Every morning, I take my horrible state-mandated ward Tessie the Dog outside for a constitutional. Most mornings, this is distasteful yet brief. Yesterday morning, I upheld my part of the bargain, but she did not. Not wanting to be late for work, I accepted my fate. I knew I would be mopping up pee when I got home.

Instead, I found the apocalypse.

Tessie the Dog is ill. Frighteningly ill. Eye-bleedingly ill. Face-meltingly ill. Tessie the Dog stood in her crate, amidst a sea of bile and other horrible manner of tummy rumblings and poopy. My plan had been to mop up, feed Tessie the Dog, and go get the kiddo from school. Instead, I tied Tessie the Dog outside, donned my haz-mat suit, and proceeded to clean up a crime scene. When things were sufficiently clean (meaning there was a path), I got the kid and launched her down the hallway with one arm, where gentle television could soothe her wounded eyes.

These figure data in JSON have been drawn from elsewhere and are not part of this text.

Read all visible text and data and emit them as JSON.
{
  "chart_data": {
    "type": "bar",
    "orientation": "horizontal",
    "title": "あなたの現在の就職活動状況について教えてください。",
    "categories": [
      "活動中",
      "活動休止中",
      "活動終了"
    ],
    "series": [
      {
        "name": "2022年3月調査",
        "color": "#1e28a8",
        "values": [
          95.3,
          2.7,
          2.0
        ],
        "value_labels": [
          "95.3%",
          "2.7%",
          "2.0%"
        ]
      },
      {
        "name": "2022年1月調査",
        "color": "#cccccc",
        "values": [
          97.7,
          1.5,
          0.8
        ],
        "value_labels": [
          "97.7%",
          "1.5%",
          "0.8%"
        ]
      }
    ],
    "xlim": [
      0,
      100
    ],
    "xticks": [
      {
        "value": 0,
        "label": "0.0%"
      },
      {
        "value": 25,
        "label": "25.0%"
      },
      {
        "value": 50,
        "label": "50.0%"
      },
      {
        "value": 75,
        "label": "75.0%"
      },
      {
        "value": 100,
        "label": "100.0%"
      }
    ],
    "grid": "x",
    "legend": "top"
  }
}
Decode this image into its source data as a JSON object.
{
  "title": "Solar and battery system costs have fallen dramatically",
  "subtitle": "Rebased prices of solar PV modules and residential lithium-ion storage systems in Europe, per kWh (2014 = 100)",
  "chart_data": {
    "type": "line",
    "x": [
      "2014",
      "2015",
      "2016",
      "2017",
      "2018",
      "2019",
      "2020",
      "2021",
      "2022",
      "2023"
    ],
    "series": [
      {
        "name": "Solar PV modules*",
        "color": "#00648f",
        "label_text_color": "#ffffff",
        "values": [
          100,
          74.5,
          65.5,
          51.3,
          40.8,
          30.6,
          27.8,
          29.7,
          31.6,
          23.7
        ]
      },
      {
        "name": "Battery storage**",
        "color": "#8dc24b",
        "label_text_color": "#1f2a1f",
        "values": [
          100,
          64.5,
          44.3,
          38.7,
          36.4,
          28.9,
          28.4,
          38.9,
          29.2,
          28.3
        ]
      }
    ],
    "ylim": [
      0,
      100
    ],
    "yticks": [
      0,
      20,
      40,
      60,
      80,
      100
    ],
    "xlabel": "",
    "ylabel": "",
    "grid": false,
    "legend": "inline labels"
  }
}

I mopped. And mopped. And bleached things. And mopped. And threw away some adequate towels. And bleached.

I am home today with Tessie the Dog. Not out of any particular affection for her, but because I have no desire to ruin any more towels, my eyes, or my nose. Not to mention my shattered psyche. She seems to be feeling better (meaning most of her innards have remained innards), but this is pathetic. No, this is beyond pathetic.